Benitec and Nucleonics are companies that work in the area of gene silencing, a technique for treating certain diseases by shutting down expression of certain target genes. Benitec holds a patent relating to such therapies.

In 2004, Nucleonics was engaging in research to develop a therapy that may have infringed Benitec's patent, and Benitec sued. Nucleonics answered, and then moved to dismiss on the basis that its conduct was exempt from infringement under 35 U.S.C. § 271(e)(1), which provides an exception to infringement for certain research activities. The district court denied the motion.

While the case was pending, the Supreme Court decided Merck KGaA v. Integra Lifesciences I, Ltd., which construed the scope of § 271(e)(1)'s research exception broadly. As a result, Benitec conceded that it did not have a current infringement claim, and voluntarily dismissed its claims. The district court also dismissed Nucleonics' invalidity counterclaim, and Nucleonics appealed. In its appellee brief, Benitec covenanted not to sue Nucleonics for any activities that occurred before the date of the district court's dismissal.

The Federal Circuit affirmed. As an initial matter, the court noted that some of its earlier precedent regarding the effect of covenants not to sue on subject matter jurisdiction, such as Super Sack and Amana Refrigeration were in doubt after the Supreme Court's MedImmune decision, and ultimately decided the issue based on the MedImmune standard.

There was no doubt that a case or controversy existed when Benitec filed its suit, as an actual claim of infringement necessarily demonstrates an actual case or controversy under the Declaratory Judgment Act. However, once the parties agreed there were no current infringing acts and Benitec agreed not to sue for past acts, the court held that there was no longer a case or controversy of "sufficient immediacy" to support a declaratory judgment action. This was partially because Nucleonics had stated that it would not be ready to file a New Drug Application with the FDA (which would be considered an act of infringement) until at least 2010-2012, "if ever." As a result, while there may be a case or controversy sufficient to support Nucleonics' declaratory judgment claim in the future, one does not exist now.

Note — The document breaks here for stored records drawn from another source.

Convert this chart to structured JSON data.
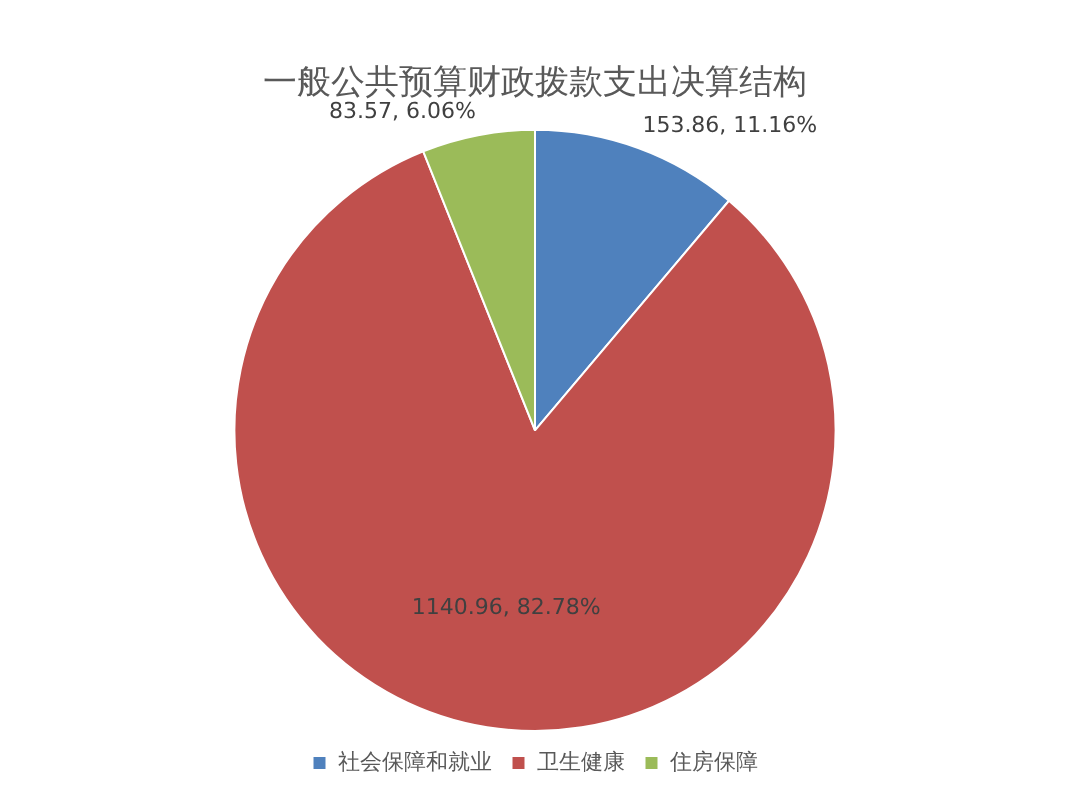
{
  "chart_data": {
    "type": "pie",
    "title": "一般公共预算财政拨款支出决算结构",
    "categories": [
      "社会保障和就业",
      "卫生健康",
      "住房保障"
    ],
    "values": [
      153.86,
      1140.96,
      83.57
    ],
    "value_labels": [
      "153.86, 11.16%",
      "1140.96, 82.78%",
      "83.57, 6.06%"
    ],
    "colors": [
      "#4f81bd",
      "#c0504d",
      "#9bbb59"
    ],
    "legend": "bottom"
  }
}
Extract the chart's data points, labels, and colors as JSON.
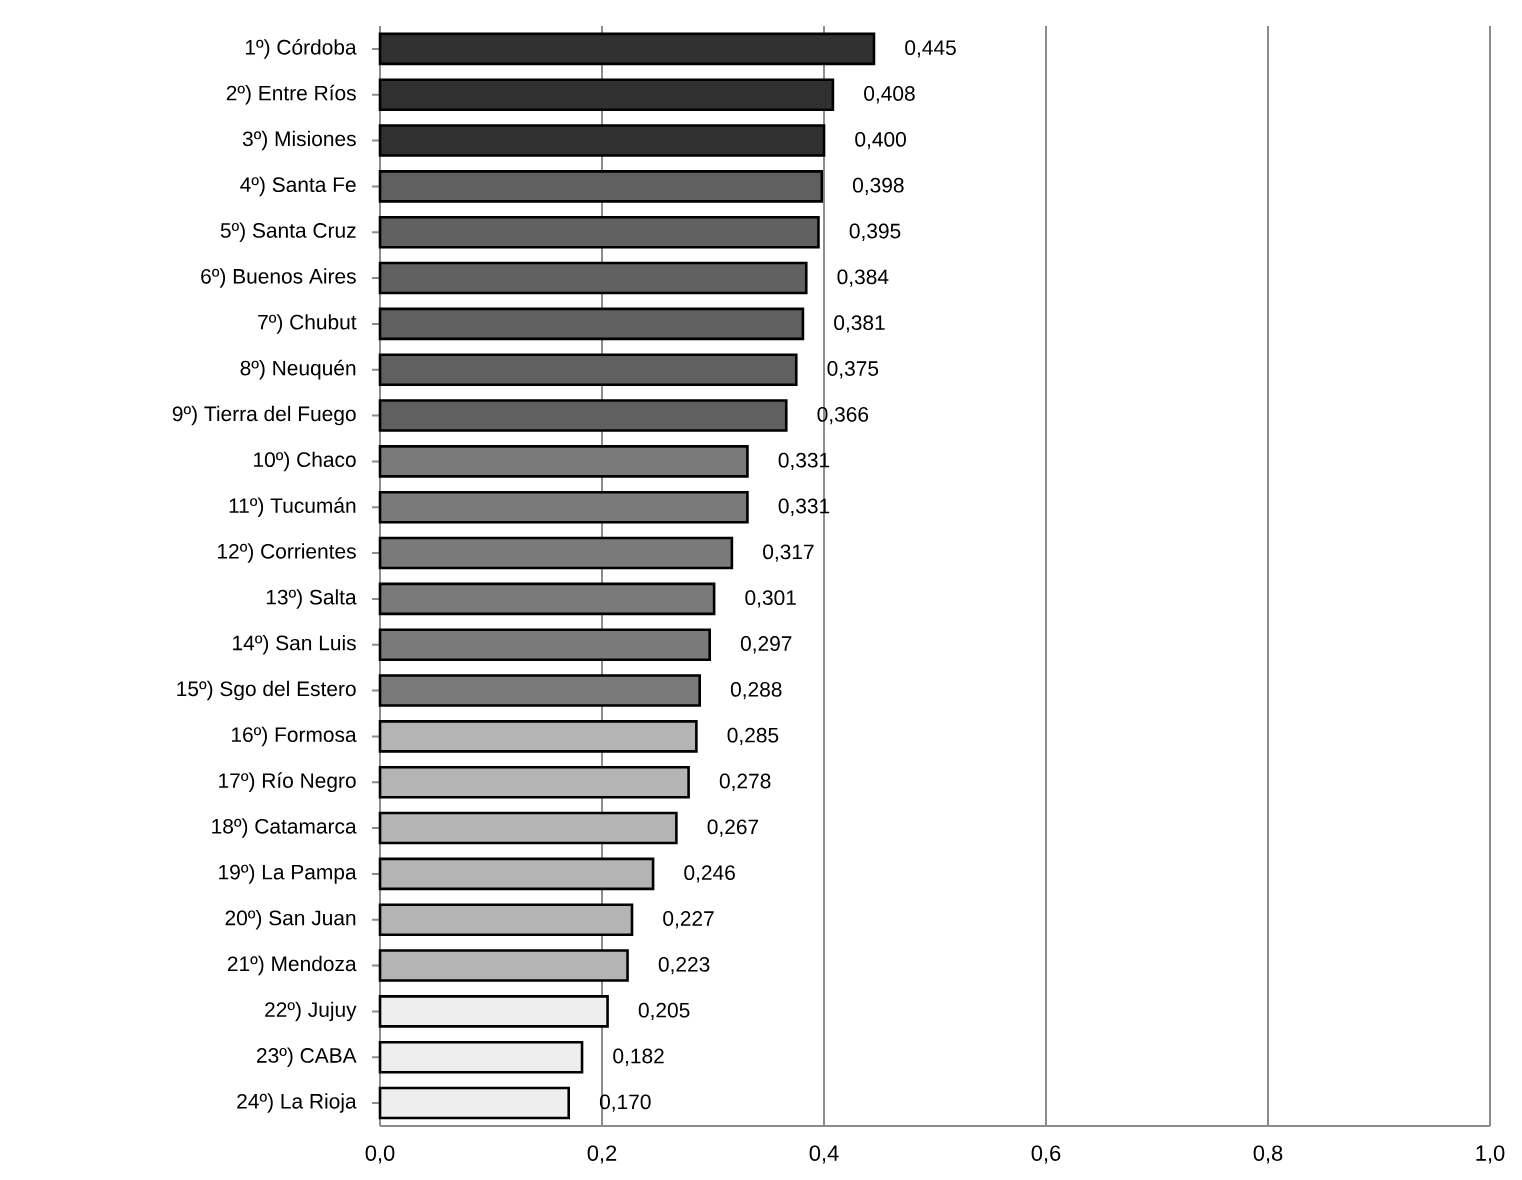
{
  "chart_data": {
    "type": "bar",
    "orientation": "horizontal",
    "categories": [
      "1º) Córdoba",
      "2º) Entre Ríos",
      "3º) Misiones",
      "4º) Santa Fe",
      "5º) Santa Cruz",
      "6º) Buenos  Aires",
      "7º) Chubut",
      "8º) Neuquén",
      "9º) Tierra  del Fuego",
      "10º) Chaco",
      "11º) Tucumán",
      "12º) Corrientes",
      "13º) Salta",
      "14º) San  Luis",
      "15º) Sgo  del Estero",
      "16º) Formosa",
      "17º) Río  Negro",
      "18º) Catamarca",
      "19º) La Pampa",
      "20º) San  Juan",
      "21º) Mendoza",
      "22º) Jujuy",
      "23º) CABA",
      "24º) La Rioja"
    ],
    "values": [
      0.445,
      0.408,
      0.4,
      0.398,
      0.395,
      0.384,
      0.381,
      0.375,
      0.366,
      0.331,
      0.331,
      0.317,
      0.301,
      0.297,
      0.288,
      0.285,
      0.278,
      0.267,
      0.246,
      0.227,
      0.223,
      0.205,
      0.182,
      0.17
    ],
    "value_labels": [
      "0,445",
      "0,408",
      "0,400",
      "0,398",
      "0,395",
      "0,384",
      "0,381",
      "0,375",
      "0,366",
      "0,331",
      "0,331",
      "0,317",
      "0,301",
      "0,297",
      "0,288",
      "0,285",
      "0,278",
      "0,267",
      "0,246",
      "0,227",
      "0,223",
      "0,205",
      "0,182",
      "0,170"
    ],
    "colors": [
      "#303030",
      "#303030",
      "#303030",
      "#606060",
      "#606060",
      "#606060",
      "#606060",
      "#606060",
      "#606060",
      "#7a7a7a",
      "#7a7a7a",
      "#7a7a7a",
      "#7a7a7a",
      "#7a7a7a",
      "#7a7a7a",
      "#b4b4b4",
      "#b4b4b4",
      "#b4b4b4",
      "#b4b4b4",
      "#b4b4b4",
      "#b4b4b4",
      "#eeeeee",
      "#eeeeee",
      "#eeeeee"
    ],
    "xlim": [
      0,
      1
    ],
    "xticks": [
      {
        "value": 0,
        "label": "0,0"
      },
      {
        "value": 0.2,
        "label": "0,2"
      },
      {
        "value": 0.4,
        "label": "0,4"
      },
      {
        "value": 0.6,
        "label": "0,6"
      },
      {
        "value": 0.8,
        "label": "0,8"
      },
      {
        "value": 1,
        "label": "1,0"
      }
    ],
    "grid": "x"
  }
}
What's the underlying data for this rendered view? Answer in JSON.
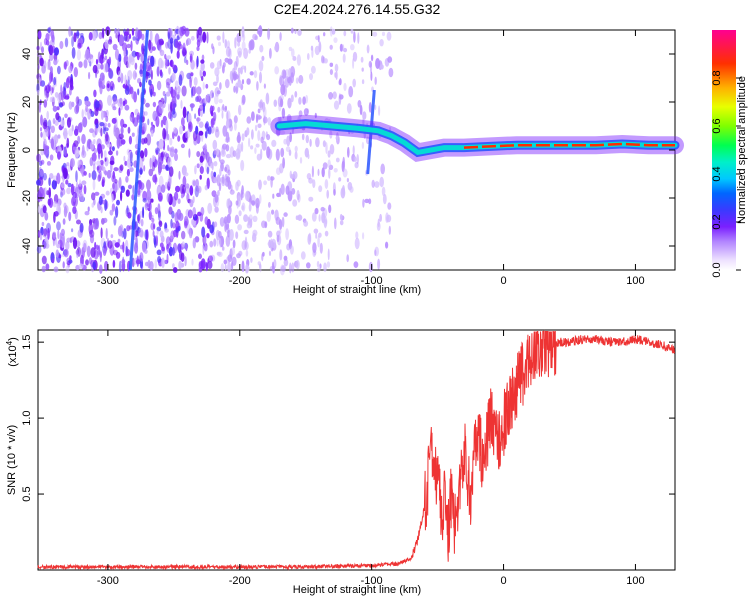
{
  "title": "C2E4.2024.276.14.55.G32",
  "chart_data": [
    {
      "type": "heatmap",
      "xlabel": "Height of straight line (km)",
      "ylabel": "Frequency (Hz)",
      "xlim": [
        -353,
        130
      ],
      "ylim": [
        -50,
        50
      ],
      "xticks": [
        -300,
        -200,
        -100,
        0,
        100
      ],
      "yticks": [
        -40,
        -20,
        0,
        20,
        40
      ],
      "colorbar": {
        "label": "Normalized spectral amplitude",
        "range": [
          0,
          1
        ],
        "ticks": [
          0.0,
          0.2,
          0.4,
          0.6,
          0.8
        ]
      },
      "features": [
        {
          "kind": "broadband-noise",
          "x_range": [
            -353,
            -85
          ],
          "y_range": [
            -50,
            50
          ]
        },
        {
          "kind": "streak",
          "x": [
            -283,
            -270
          ],
          "y": [
            -50,
            50
          ]
        },
        {
          "kind": "streak",
          "x": [
            -103,
            -98
          ],
          "y": [
            -10,
            25
          ]
        },
        {
          "kind": "signal-band",
          "x": [
            -170,
            -150,
            -130,
            -110,
            -95,
            -85,
            -75,
            -65,
            -55,
            -45,
            -30,
            -10,
            10,
            40,
            70,
            90,
            110,
            130
          ],
          "y": [
            10,
            11,
            10,
            9,
            8,
            6,
            3,
            -1,
            0,
            1,
            1,
            1.5,
            2,
            2,
            2,
            2.5,
            2,
            2
          ]
        }
      ]
    },
    {
      "type": "line",
      "xlabel": "Height of straight line (km)",
      "ylabel": "SNR (10 * v/v)",
      "y_multiplier_label": "(x10",
      "y_multiplier_exp": "4",
      "xlim": [
        -353,
        130
      ],
      "ylim": [
        0,
        1.58
      ],
      "xticks": [
        -300,
        -200,
        -100,
        0,
        100
      ],
      "yticks": [
        "0.5",
        "1.0",
        "1.5"
      ],
      "series": [
        {
          "color": "#ee3333",
          "x": [
            -353,
            -300,
            -250,
            -200,
            -150,
            -100,
            -80,
            -70,
            -65,
            -60,
            -57,
            -55,
            -53,
            -50,
            -47,
            -45,
            -42,
            -40,
            -37,
            -35,
            -30,
            -25,
            -20,
            -15,
            -10,
            -5,
            0,
            5,
            10,
            15,
            20,
            25,
            30,
            40,
            50,
            60,
            70,
            80,
            90,
            100,
            110,
            120,
            130
          ],
          "y": [
            0.02,
            0.02,
            0.02,
            0.02,
            0.02,
            0.03,
            0.04,
            0.08,
            0.2,
            0.4,
            0.6,
            0.8,
            0.55,
            0.7,
            0.3,
            0.5,
            0.25,
            0.45,
            0.3,
            0.4,
            0.8,
            0.5,
            0.9,
            0.7,
            1.0,
            0.85,
            0.95,
            1.1,
            1.2,
            1.3,
            1.4,
            1.45,
            1.48,
            1.5,
            1.5,
            1.52,
            1.52,
            1.5,
            1.5,
            1.52,
            1.5,
            1.48,
            1.45
          ]
        }
      ]
    }
  ]
}
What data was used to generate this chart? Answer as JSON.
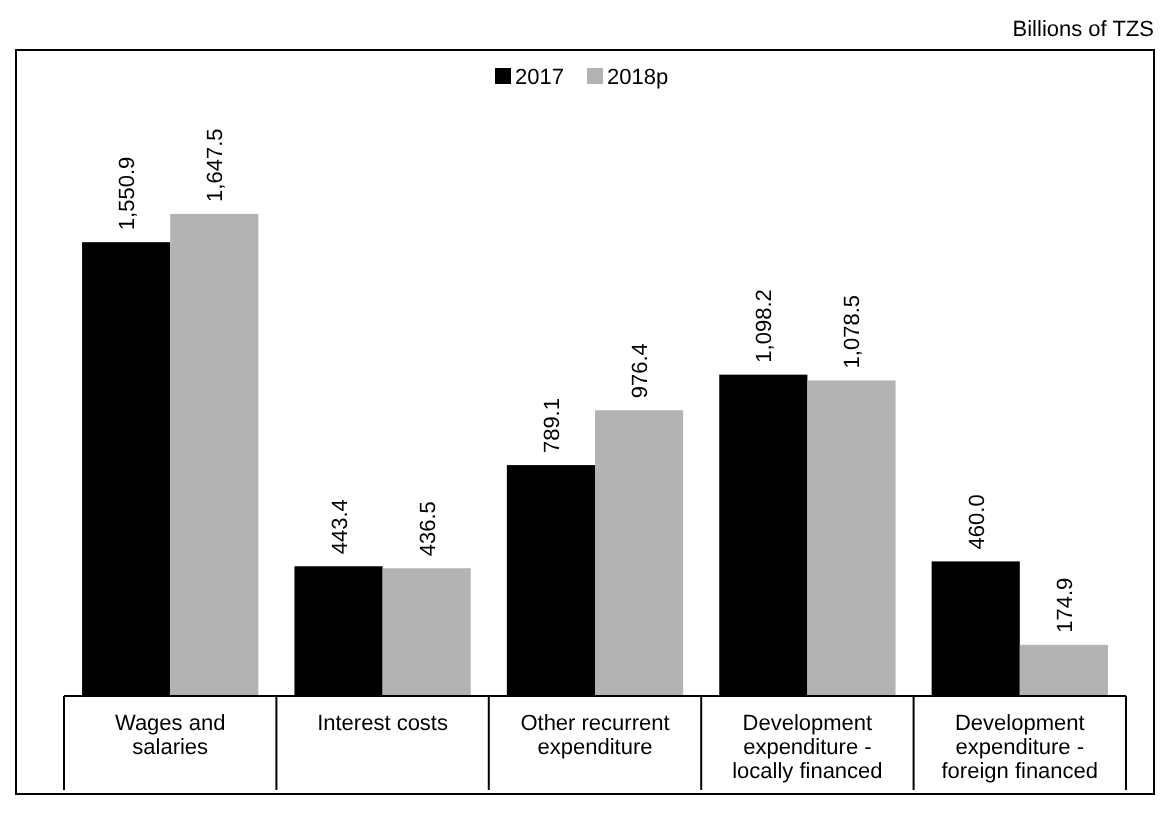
{
  "chart_data": {
    "type": "bar",
    "annotations": [
      "Billions of TZS"
    ],
    "categories": [
      "Wages and salaries",
      "Interest costs",
      "Other recurrent expenditure",
      "Development expenditure - locally financed",
      "Development expenditure - foreign financed"
    ],
    "series": [
      {
        "name": "2017",
        "color": "#000000",
        "values": [
          1550.9,
          443.4,
          789.1,
          1098.2,
          460.0
        ],
        "value_labels": [
          "1,550.9",
          "443.4",
          "789.1",
          "1,098.2",
          "460.0"
        ]
      },
      {
        "name": "2018p",
        "color": "#b3b3b3",
        "values": [
          1647.5,
          436.5,
          976.4,
          1078.5,
          174.9
        ],
        "value_labels": [
          "1,647.5",
          "436.5",
          "976.4",
          "1,078.5",
          "174.9"
        ]
      }
    ],
    "legend": "top"
  }
}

Judge Dyk dissented. He believes that when a case or controversy exists when the case is filed, the burden should rest upon the party challenging jurisdiction to show that there is no longer the necessary case or controversy. In fact, he asserts that such a case should not be dismissed "unless the patentee demonstrates that there is no possibility of a future controversy with respect to invalidity." He cited the Supreme Court's Cardinal Chemical decision, which ended the Federal Circuit's practice of dismissing as moot counterclaims for invalidity when a patent was held to be not infringed. The majority and dissent disagreed as to the scope of Cardinal Chemical, the majority finding it limited to subject matter jurisdiction of the courts of appeal, and Judge Dyk finding it generally applicable to subject matter jurisdiction in all federal courts.

This case represents some possible good news for patent holders who thought any action may lead to a party being able to file a declaratory judgment action against them after the Federal Circuit's first few post-MedImmune decisions on the subject, such as STmicroelectronics and Teva Pharmaceuticals.